Keene took advantage of the best technology available at the time. He found a company in Burlington that had a drum scanner capable of copying a comic page and an Apollo computer on which he could touch up the artwork. To print out the finished pages, he drove a stack of floppy disks down Route 128 to a printer in Waltham and had the finished pages delivered to New York.

He completed the job on time and to everyone's satisfaction, but his efforts were promptly forgotten after DC reshuffled management of the project. Keene's luck changed a year later, with another call out of the blue from DC Comics. A new editor had taken over the archives series, reviewed the work of previous freelancers, and decided that Keene's was the best.

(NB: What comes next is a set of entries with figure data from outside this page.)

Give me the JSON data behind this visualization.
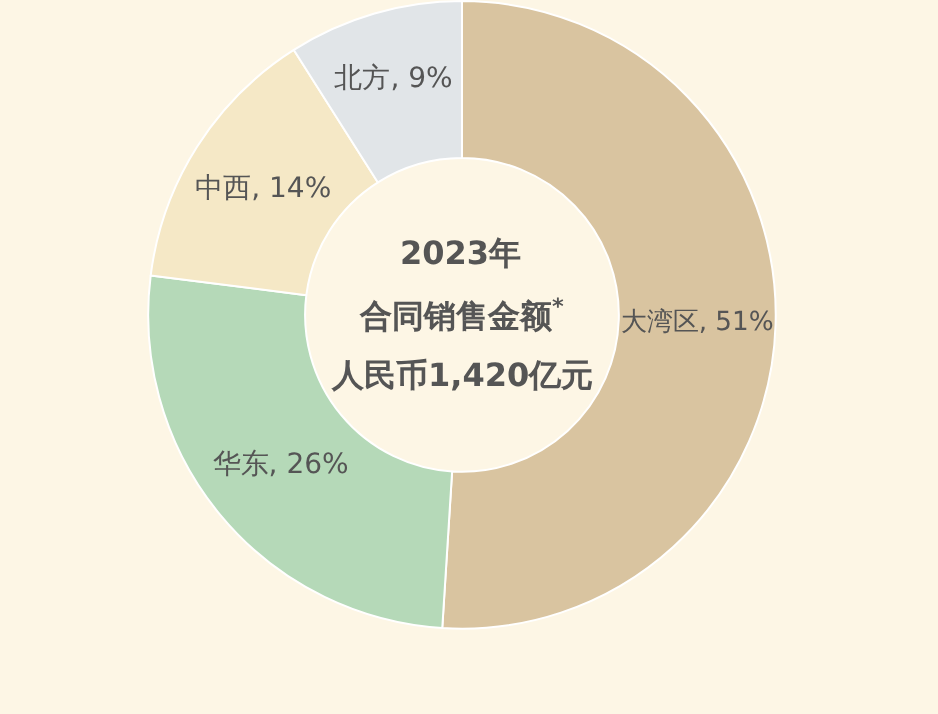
{
  "chart_data": {
    "type": "donut",
    "categories": [
      "大湾区",
      "华东",
      "中西",
      "北方"
    ],
    "values": [
      51,
      26,
      14,
      9
    ],
    "value_labels": [
      "51%",
      "26%",
      "14%",
      "9%"
    ],
    "colors": [
      "#d9c4a0",
      "#b5d9b8",
      "#f5e8c6",
      "#e1e5e8"
    ],
    "legend": false,
    "annotations": [
      "2023年",
      "合同销售金额$^{*}$",
      "人民币1,420亿元"
    ]
  }
}
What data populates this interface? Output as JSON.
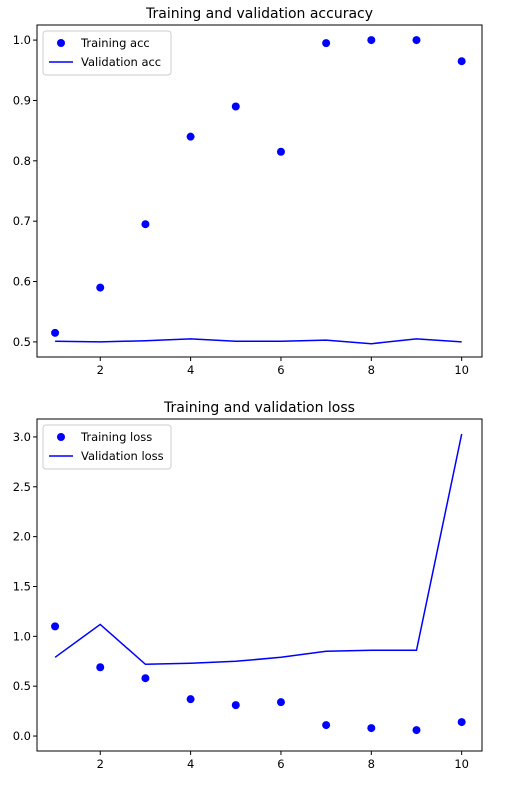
{
  "chart_data": [
    {
      "type": "line",
      "title": "Training and validation accuracy",
      "xlabel": "",
      "ylabel": "",
      "x": [
        1,
        2,
        3,
        4,
        5,
        6,
        7,
        8,
        9,
        10
      ],
      "xlim": [
        0.6,
        10.45
      ],
      "ylim": [
        0.475,
        1.025
      ],
      "xticks": [
        2,
        4,
        6,
        8,
        10
      ],
      "yticks": [
        0.5,
        0.6,
        0.7,
        0.8,
        0.9,
        1.0
      ],
      "ytick_labels": [
        "0.5",
        "0.6",
        "0.7",
        "0.8",
        "0.9",
        "1.0"
      ],
      "legend": "top-left",
      "grid": false,
      "series": [
        {
          "name": "Training acc",
          "style": "points",
          "color": "#0000ff",
          "values": [
            0.515,
            0.59,
            0.695,
            0.84,
            0.89,
            0.815,
            0.995,
            1.0,
            1.0,
            0.965
          ]
        },
        {
          "name": "Validation acc",
          "style": "line",
          "color": "#0000ff",
          "values": [
            0.501,
            0.5,
            0.502,
            0.505,
            0.501,
            0.501,
            0.503,
            0.497,
            0.505,
            0.5
          ]
        }
      ]
    },
    {
      "type": "line",
      "title": "Training and validation loss",
      "xlabel": "",
      "ylabel": "",
      "x": [
        1,
        2,
        3,
        4,
        5,
        6,
        7,
        8,
        9,
        10
      ],
      "xlim": [
        0.6,
        10.45
      ],
      "ylim": [
        -0.15,
        3.18
      ],
      "xticks": [
        2,
        4,
        6,
        8,
        10
      ],
      "yticks": [
        0.0,
        0.5,
        1.0,
        1.5,
        2.0,
        2.5,
        3.0
      ],
      "ytick_labels": [
        "0.0",
        "0.5",
        "1.0",
        "1.5",
        "2.0",
        "2.5",
        "3.0"
      ],
      "legend": "top-left",
      "grid": false,
      "series": [
        {
          "name": "Training loss",
          "style": "points",
          "color": "#0000ff",
          "values": [
            1.1,
            0.69,
            0.58,
            0.37,
            0.31,
            0.34,
            0.11,
            0.08,
            0.06,
            0.14
          ]
        },
        {
          "name": "Validation loss",
          "style": "line",
          "color": "#0000ff",
          "values": [
            0.79,
            1.12,
            0.72,
            0.73,
            0.75,
            0.79,
            0.85,
            0.86,
            0.86,
            3.03
          ]
        }
      ]
    }
  ]
}
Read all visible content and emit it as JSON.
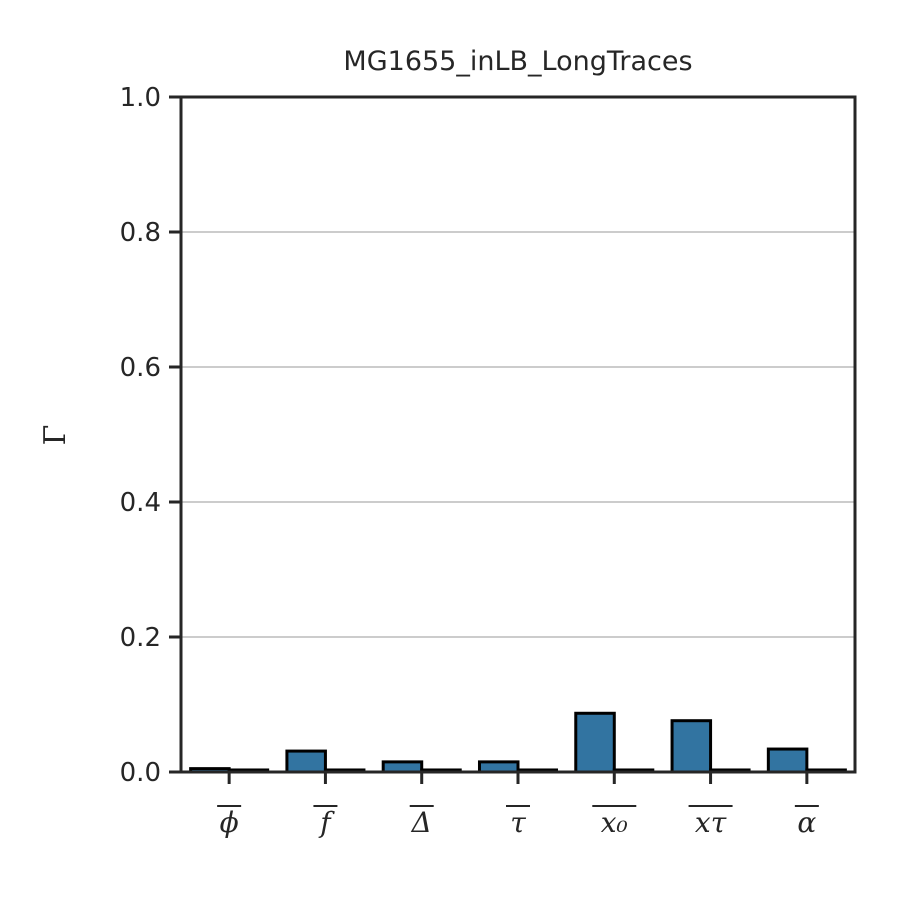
{
  "chart_data": {
    "type": "bar",
    "title": "MG1655_inLB_LongTraces",
    "xlabel": "",
    "ylabel": "Γ",
    "ylim": [
      0,
      1.0
    ],
    "yticks": [
      "0.0",
      "0.2",
      "0.4",
      "0.6",
      "0.8",
      "1.0"
    ],
    "grid": "horizontal",
    "categories": [
      "ϕ",
      "f",
      "Δ",
      "τ",
      "x₀",
      "xτ",
      "α"
    ],
    "series": [
      {
        "values": [
          0.005,
          0.031,
          0.015,
          0.015,
          0.087,
          0.076,
          0.034
        ],
        "color": "#3274a1"
      },
      {
        "values": [
          0.003,
          0.003,
          0.003,
          0.003,
          0.003,
          0.003,
          0.003
        ],
        "color": "#e1812c"
      }
    ]
  }
}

Perhaps the most creative aspect of the archive project for Keene has been pushing the bounds of technology. At his suggestion, for example, a software company upgraded a drawing program for Atari, naming a new tool for him.

Keene's favorite comic book hero is Batman "because he didn't have any superpowers. He was just a guy with brains." He hated Adam West's '60s television Batman because it made fun of the character, preferring director Tim Burton's darker movie version.

"Batman is mentally disturbed from witnessing his parents being killed," Keene explains. His real personality comes out when he's the Caped Crusader, not as the playboy Bruce Wayne.

"If you take Clark Kent, that's who that guy is" - while when he's Superman, it's more of an act.

Keene spent so much time working to restore Batman comics that his son, Tim, thought he was a real person. When someone dressed as Batman marched in a Natick Fourth of July parade, Keene scooped up 3-year-old Tim and ran out to shake hands.

Just before the parade the following year, Keene asked Tim if he thought Batman would show up.

"I don't know, Dad," Tim said. "You work for him."